Dog DNA
The most extensive study of ancient dog DNA to date has shown how rapidly dogs spread across the world after domestication and pins their likely origin to a group of extinct wolves.
Further info:
By 11,000 years ago, dogs had already diverged into five different lineages and spread worldwide. It is widely accepted that dogs were domesticated at least 15,000 years ago. The new study suggests, but doesn’t prove, that domestication probably began around 20,000 years ago.

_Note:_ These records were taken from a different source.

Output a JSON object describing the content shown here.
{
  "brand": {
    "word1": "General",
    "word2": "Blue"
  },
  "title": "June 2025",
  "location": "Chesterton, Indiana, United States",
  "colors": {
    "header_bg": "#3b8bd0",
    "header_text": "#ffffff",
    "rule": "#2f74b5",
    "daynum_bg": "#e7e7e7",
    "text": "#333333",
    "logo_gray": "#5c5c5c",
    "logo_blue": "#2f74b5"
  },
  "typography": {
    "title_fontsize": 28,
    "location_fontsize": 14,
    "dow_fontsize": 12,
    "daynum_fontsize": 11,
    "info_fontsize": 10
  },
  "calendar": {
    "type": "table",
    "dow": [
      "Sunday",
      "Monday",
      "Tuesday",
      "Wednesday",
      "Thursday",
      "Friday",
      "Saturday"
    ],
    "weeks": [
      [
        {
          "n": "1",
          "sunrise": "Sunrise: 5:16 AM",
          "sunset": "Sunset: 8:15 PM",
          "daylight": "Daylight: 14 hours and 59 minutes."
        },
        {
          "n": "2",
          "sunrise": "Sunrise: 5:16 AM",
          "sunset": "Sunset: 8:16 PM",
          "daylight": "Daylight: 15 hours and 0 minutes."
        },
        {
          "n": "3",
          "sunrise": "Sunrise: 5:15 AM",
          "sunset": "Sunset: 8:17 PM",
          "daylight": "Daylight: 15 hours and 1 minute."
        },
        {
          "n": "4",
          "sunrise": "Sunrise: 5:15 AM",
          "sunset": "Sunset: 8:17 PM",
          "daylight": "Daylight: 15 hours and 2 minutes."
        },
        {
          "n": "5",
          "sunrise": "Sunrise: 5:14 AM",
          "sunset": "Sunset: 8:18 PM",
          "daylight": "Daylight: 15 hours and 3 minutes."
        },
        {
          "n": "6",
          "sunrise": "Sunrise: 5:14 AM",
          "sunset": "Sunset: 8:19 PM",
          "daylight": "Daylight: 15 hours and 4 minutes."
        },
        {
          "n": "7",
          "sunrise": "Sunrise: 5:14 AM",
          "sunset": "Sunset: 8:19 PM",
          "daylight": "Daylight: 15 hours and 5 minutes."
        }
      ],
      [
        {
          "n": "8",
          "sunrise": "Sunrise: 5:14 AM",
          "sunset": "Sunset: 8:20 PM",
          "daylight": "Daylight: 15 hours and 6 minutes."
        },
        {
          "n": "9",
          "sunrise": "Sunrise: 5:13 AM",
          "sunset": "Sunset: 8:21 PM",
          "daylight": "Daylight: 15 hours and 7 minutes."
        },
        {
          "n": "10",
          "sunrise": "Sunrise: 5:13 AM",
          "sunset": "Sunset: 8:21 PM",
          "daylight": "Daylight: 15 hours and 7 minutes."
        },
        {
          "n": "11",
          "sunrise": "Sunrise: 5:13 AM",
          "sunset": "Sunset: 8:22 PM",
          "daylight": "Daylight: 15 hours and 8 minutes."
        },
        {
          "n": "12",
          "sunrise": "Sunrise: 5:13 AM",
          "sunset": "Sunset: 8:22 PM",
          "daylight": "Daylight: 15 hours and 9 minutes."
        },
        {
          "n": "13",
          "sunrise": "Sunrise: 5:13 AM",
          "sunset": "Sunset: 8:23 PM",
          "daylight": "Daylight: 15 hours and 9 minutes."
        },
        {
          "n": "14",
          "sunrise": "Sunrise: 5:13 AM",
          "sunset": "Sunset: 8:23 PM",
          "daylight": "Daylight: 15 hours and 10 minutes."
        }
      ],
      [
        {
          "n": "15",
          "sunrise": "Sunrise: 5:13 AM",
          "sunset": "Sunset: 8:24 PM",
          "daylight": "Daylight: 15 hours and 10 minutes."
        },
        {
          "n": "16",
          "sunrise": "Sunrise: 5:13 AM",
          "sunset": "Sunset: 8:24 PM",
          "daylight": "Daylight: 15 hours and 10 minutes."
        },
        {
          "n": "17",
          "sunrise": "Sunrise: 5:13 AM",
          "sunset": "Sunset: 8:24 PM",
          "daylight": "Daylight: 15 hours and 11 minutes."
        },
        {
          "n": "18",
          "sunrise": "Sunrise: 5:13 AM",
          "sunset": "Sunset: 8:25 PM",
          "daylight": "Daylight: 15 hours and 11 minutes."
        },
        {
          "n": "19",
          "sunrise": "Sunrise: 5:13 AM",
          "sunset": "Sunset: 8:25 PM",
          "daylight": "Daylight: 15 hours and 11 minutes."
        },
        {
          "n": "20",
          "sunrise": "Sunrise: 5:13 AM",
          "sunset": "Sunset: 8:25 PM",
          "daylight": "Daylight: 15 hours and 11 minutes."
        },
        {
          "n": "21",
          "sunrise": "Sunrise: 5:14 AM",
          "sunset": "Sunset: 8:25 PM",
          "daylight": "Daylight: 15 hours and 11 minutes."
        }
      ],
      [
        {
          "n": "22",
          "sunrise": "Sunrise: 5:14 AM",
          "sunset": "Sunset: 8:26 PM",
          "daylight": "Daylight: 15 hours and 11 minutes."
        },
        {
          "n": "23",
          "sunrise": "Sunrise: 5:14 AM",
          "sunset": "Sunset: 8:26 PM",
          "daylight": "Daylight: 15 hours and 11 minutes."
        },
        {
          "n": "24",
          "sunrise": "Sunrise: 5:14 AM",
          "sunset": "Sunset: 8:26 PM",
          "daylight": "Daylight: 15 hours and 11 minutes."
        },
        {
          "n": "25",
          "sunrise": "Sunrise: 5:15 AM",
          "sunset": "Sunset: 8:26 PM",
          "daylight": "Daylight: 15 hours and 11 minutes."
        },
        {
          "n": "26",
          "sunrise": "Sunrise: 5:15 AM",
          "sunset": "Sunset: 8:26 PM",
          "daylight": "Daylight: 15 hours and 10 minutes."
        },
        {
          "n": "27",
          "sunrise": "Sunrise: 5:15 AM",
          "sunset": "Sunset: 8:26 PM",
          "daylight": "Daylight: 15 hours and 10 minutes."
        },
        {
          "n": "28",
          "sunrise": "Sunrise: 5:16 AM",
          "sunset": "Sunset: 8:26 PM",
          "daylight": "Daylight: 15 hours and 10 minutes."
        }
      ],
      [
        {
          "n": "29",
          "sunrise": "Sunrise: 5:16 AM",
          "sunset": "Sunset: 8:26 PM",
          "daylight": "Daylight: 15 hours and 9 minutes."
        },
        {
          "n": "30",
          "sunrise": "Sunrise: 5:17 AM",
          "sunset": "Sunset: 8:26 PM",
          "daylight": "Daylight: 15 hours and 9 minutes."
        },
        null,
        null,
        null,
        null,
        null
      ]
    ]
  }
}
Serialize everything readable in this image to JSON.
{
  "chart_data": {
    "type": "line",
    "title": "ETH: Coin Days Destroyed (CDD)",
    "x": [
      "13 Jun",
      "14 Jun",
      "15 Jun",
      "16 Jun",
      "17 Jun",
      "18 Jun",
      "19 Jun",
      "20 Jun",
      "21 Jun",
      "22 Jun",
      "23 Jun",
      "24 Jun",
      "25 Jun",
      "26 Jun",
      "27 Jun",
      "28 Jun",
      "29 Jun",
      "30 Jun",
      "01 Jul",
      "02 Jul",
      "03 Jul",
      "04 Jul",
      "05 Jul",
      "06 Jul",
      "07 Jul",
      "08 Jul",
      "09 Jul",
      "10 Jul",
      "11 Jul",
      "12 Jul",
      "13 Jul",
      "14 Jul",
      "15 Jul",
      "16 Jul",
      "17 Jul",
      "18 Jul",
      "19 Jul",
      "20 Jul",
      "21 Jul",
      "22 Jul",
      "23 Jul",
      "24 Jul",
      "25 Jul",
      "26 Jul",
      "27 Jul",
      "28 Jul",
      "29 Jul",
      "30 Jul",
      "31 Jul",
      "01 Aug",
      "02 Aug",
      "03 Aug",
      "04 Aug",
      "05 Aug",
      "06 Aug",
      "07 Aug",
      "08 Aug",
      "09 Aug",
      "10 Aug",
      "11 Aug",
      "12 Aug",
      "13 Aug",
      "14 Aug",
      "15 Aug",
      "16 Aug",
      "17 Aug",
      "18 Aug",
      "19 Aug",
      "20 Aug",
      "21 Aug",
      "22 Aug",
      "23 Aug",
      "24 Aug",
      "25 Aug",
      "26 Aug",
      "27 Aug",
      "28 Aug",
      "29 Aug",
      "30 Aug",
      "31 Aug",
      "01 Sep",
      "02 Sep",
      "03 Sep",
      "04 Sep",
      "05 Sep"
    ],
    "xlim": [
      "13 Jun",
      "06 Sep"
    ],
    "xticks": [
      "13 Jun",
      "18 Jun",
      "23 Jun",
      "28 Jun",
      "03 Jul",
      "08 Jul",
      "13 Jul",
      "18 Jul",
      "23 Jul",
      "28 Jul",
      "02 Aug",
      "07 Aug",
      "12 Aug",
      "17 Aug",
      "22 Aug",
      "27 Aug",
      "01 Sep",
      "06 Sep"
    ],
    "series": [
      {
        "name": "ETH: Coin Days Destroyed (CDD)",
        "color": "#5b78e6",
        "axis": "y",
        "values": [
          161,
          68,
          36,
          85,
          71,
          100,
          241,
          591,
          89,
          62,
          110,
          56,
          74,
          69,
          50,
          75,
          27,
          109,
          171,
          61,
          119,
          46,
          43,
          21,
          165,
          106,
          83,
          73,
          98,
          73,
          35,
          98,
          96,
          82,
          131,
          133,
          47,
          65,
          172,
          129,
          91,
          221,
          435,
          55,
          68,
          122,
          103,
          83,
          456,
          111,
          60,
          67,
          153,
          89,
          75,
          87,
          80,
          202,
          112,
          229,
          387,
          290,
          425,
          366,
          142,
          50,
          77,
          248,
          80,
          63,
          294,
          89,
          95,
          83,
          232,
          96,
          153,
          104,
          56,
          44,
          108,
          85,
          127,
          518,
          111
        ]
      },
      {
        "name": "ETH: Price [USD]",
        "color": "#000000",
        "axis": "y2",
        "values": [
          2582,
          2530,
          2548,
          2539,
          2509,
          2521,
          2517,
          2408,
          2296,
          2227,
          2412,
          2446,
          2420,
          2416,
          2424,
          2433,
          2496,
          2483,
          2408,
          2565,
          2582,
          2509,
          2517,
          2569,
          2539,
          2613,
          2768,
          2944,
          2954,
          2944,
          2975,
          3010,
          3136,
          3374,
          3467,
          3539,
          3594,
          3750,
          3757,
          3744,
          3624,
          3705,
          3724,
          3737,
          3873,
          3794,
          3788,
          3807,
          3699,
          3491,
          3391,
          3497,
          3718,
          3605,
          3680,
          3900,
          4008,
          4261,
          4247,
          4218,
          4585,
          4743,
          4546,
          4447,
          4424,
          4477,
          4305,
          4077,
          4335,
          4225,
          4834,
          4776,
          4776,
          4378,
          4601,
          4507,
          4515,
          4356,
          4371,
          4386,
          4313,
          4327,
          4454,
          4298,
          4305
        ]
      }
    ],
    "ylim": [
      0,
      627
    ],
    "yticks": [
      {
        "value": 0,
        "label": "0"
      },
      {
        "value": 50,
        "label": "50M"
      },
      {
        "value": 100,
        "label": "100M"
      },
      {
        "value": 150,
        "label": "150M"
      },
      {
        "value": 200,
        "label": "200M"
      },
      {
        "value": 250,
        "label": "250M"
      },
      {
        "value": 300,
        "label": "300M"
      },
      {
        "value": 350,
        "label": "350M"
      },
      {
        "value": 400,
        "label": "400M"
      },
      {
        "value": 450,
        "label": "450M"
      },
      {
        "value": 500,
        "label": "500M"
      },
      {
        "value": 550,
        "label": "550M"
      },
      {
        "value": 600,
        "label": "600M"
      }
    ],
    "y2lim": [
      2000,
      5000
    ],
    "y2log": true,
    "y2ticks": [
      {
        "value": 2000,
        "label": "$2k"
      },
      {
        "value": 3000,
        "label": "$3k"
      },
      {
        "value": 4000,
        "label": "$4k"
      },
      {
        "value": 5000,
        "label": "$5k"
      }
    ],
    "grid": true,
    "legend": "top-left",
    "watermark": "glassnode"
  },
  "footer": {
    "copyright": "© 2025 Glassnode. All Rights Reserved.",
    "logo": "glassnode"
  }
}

Dogs probably evolved from an extinct form of wolf, yet to be identified. There is some disagreement among experts about the strength of this finding.
Ancient dogs were much more diverse genetically than modern dogs. Four thousand years ago, European dogs had a wide genetic diversity that disappeared long before the Victorians started creating new breeds. All European dogs appear to have descended from one group of ancient European dogs, and the great modern diversity of dog shapes and sizes indicates an emphasis by breeders on certain very powerful genes.
Dogs are a continuation of a line of wolves, but since those wolves became dogs more than 15,000 years ago, no new wolf DNA has entered dog genomes. This puzzles researchers because humans crossbred dogs and wolves, but none of the wolf DNA survived in dogs at large. Modern wolves, however, do show the incorporation of some dog DNA.
The geographic spread of dogs sometimes mirrors and sometimes diverges from human migration, leaving unanswered the effects of dog-trading and why the genes of particular populations of dogs sometimes extended and other times did not.